Writing for Translational Issues in Psychological Science

Translational Issues in Psychological Science (TPS) is a critical issues translational journal.

Each issue of TPS concentrates on a single important, timely, and/or potentially controversial theme in translational science that is of broad interest to scientists, practitioners, and the general public.

Each journal issue is composed 10–12 brief but critical review articles across multiple psychology subfields (e.g., cognitive, developmental, clinical sciences), so as to achieve interdisciplinary perspectives on the topic of interest.

Each article covers a body of basic scientific research or highlights an important piece of research on the topic and concludes with a section that describes how the application of the research findings can be used to advance health, well-being, or performance in individuals, organizations, or the general public.

The readership of TPS includes psychology graduate students and early career psychologists as well as scientists, practitioners, policy makers, and the general public who have interest in the thematic topic and wish to discover how to apply the research findings to their area of concern.

TPS expects that the abstract and introduction of submitted manuscripts make clear the potential relevance of the article for these readers. In addition, the closing section of the article should provide concrete applications of the research.

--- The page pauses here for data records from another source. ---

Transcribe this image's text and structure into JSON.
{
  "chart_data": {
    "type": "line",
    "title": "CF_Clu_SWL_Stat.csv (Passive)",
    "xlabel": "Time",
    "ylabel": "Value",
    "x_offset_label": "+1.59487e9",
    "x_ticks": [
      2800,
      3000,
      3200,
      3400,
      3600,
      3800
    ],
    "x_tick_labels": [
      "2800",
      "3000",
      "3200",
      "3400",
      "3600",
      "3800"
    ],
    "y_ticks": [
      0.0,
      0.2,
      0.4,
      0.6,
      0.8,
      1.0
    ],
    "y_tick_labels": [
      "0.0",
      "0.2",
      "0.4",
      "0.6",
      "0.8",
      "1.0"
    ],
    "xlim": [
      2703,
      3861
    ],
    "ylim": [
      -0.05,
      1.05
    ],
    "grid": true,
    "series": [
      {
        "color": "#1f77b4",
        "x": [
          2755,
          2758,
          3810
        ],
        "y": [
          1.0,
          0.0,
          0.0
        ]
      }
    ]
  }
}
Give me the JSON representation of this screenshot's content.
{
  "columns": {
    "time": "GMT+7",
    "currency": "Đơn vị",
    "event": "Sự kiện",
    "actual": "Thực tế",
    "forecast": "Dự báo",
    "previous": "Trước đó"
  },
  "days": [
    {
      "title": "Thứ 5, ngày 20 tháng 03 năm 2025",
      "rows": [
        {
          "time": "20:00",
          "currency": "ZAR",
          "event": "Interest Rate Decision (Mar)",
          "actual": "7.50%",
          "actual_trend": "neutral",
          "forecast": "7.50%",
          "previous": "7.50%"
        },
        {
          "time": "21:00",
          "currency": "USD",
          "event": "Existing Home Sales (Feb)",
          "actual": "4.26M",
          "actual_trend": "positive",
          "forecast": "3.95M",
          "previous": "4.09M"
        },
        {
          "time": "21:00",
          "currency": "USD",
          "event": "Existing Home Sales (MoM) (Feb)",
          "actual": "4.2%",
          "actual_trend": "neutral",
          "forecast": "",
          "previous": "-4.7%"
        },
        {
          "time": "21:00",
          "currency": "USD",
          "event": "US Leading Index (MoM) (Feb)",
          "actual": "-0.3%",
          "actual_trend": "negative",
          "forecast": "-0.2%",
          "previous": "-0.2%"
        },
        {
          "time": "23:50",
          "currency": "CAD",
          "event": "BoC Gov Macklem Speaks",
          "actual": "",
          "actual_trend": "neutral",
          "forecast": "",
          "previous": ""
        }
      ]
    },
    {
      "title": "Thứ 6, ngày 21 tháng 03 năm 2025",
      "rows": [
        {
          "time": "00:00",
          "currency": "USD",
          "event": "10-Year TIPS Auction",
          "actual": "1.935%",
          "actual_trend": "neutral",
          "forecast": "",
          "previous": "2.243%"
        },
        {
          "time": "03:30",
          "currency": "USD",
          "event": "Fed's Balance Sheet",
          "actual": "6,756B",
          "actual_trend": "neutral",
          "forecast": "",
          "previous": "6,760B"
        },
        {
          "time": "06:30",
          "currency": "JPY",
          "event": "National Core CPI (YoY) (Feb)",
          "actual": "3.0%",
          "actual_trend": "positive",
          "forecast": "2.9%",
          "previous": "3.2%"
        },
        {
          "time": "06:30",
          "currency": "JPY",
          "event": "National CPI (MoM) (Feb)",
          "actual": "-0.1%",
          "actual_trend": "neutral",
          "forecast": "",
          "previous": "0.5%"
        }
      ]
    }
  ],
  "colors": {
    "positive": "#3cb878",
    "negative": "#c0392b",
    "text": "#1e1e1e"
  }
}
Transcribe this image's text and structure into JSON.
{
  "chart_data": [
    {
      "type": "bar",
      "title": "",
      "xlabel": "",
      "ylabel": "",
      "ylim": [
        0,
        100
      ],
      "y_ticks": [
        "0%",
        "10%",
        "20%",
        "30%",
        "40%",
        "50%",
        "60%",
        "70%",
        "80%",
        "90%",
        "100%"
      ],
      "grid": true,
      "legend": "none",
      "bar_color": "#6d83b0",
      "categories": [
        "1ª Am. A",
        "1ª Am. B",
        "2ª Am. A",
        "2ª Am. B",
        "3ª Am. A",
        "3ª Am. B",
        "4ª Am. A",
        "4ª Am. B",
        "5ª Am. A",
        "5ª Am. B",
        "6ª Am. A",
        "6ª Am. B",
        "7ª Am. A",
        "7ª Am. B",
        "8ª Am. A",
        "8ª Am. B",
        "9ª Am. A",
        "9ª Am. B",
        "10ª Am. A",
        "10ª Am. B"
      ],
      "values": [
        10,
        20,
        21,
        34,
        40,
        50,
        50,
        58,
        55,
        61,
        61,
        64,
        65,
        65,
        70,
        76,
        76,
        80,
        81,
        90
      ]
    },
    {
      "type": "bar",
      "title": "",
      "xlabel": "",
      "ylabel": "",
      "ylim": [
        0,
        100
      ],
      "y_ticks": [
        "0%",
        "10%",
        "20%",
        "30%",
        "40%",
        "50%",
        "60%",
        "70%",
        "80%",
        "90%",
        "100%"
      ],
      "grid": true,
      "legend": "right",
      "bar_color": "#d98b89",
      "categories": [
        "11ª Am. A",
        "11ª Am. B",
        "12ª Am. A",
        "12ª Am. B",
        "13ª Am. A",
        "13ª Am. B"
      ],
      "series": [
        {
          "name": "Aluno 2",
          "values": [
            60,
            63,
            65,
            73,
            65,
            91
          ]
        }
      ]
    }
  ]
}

Submitted manuscripts should be brief, approximately 18–22 pages including references, and focus on reviewing a body of research central to the issue's theme. The reviews should be analytical and/or diagnostic, not just descriptive, and emphasize the ways in which the research findings can be applied to real-life issues.

The emphasis in the journal is mainly on critical reviews; however manuscripts that include or focus on new, unpublished data will be considered if there are broad and potentially important applications.

Three potential types of articles published in TPS are:

  • Evaluating Application Readiness – This type of article can include a synthesis of current research and an identification of potential applications. These articles should also consider readiness for and barriers to application/translation, including suggestions for how to overcome them.
  • Novel Applications – This type of article synthesizes separate lines of research or theories, and suggests new and novel applications (e.g. application to a field in which the research has not been previously utilized). These efforts should go beyond the traditional "bench-to-bedside" connections and should involve interdisciplinary ideas and applications.
  • Evaluation of Current Applications (Progress Reports) – This type of article is a critical look at existing applications in a particular field. The review should be similar to a "progress report," should identify strengths and weaknesses, translational successes, and barriers that have been encountered in application attempts. Articles could potentially be written from professionals "in the field" attempting to incorporate suggested applications into their work.

One aspect of the journal's mission is to provide reviewer/editor/author training and mentoring for American Psychological Association of Graduate Students (APAGS) members. Therefore, psychology graduate students and postdoctoral fellows are involved in all aspects of the publication process.

An important part of this process is learning how to write for publication. Therefore each TPS manuscript must have a psychology student or postdoctoral fellow as one of the authors. The student's contribution should be significant enough to warrant listing as a co-author.

In cases where the student/fellow is the sole author, the manuscript should be accompanied by a cover letter signed by a faculty advisor or supervisor who verifies that they have reviewed and endorsed the manuscript.